As for protection, what's best is the "belt and suspenders" approach: condoms to thwart STDs and a hormonal contraceptive for girls as a second-line defense against unwanted pregnancy. More important, teens need to know how to use these methods properly; condoms, for example, expire.
It might be tough to watch your beloved child morph into a teenage cliché--a back-talking, door-slamming, bedroom-retreating, fickle being. But it might be tougher yet to discern "normal" adolescent behavior from the signs of a materializing mood disorder.
Yet half of all mental illnesses arise by age 14. And about 2 million 12-to-17-year-olds, or 1 in 12 of them, experience clinical depression each year, government health officials estimated last May. What's more, on average a child has had symptoms of mental illness for more than six months before getting help. That lag could have devastating consequences, since untreated mental illness can lead to suicide. The third-leading cause of death among 15-to-24-year-olds, suicide appears to be on the rise among youth and young adults after more than a decade of decline.

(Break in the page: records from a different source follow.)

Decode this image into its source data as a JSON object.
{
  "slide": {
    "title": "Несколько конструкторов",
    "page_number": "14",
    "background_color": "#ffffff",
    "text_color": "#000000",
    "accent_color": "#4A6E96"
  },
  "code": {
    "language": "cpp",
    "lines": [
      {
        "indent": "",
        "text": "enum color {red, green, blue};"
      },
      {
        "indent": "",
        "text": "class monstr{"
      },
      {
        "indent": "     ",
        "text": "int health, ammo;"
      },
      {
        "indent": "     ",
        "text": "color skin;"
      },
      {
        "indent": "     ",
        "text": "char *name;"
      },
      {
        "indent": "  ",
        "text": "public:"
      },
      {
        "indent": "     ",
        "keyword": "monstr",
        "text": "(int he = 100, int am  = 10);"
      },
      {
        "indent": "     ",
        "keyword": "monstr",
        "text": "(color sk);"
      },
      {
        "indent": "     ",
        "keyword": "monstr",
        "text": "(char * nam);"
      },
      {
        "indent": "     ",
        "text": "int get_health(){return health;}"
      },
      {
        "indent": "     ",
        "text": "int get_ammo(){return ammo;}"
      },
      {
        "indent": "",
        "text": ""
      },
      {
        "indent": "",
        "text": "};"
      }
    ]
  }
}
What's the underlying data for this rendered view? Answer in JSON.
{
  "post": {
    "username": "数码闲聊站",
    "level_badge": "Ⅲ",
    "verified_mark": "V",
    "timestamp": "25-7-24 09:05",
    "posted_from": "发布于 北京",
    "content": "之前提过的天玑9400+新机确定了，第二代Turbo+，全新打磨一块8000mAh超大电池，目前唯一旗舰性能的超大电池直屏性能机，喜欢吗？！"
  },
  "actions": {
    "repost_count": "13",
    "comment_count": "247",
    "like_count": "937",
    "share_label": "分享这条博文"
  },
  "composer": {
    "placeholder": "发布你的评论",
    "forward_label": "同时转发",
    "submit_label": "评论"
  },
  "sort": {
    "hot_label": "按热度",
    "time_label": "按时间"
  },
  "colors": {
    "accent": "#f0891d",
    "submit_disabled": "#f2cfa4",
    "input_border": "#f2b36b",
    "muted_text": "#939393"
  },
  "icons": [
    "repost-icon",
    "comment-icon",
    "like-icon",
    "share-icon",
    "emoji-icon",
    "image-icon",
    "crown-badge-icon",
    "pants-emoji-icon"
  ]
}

Spotting warning signs can be tricky. Many teenagers with depression, for example, exhibit an easily overlooked blend of mood and behavioral issues rather than the symptoms typically seen in adults, experts say. Stress from things like pressure to excel in school or to land a good job may precipitate psychiatric disorders, which they found almost half of the more than 5,000 college-age individuals studied had suffered from in the past year.
You can take steps to cultivate resilience in your children by setting a good example when, for instance, coping with setbacks. Another is to focus on raising a balanced person, not a high-achieving performer; if kids are made to feel as though their ultimate goal is to please parents, not themselves, they won't learn how to identify their own strengths and preferences. So if you notice that there might be something wrong and your child is no longer coping well, that's the time to seek help.
Teen sports are great: They can promote teamwork, jump-start a lifelong exercise habit, and provide an antidote to obesity. But teen athletes can also get hurt, which means they--and their parents and coaches--should be vigilant about prevention.
Sports injuries fall into two categories. Acute injuries, like a sprained ankle or torn ACL in the knee, occur suddenly, after a missed step or a midfield collision. Overuse injuries are caused by repetitive motion that damages the body over time. Those used to be fairly rare among teens and kids. But increasingly, doctors see teens with overuse injuries that used to plague mostly collegiate or pro athletes--such as a damaged ulnar collateral ligament in the elbow.
There are ways to protect against both overuse and acute injuries. Proper conditioning is crucial. Teens new to sports should start by getting in good overall shape--including working on aerobic fitness, strength, and flexibility. On the other hand, serious teen athletes may need to build more recovery time into their schedule. Train hard on some days, but go easier and work on recovery and technique on alternate days, he recommends. Done correctly, both strength training and working on the core muscles of the back and abdomen may prevent injury and boost performance. Sports-specific warm-up programs also can help.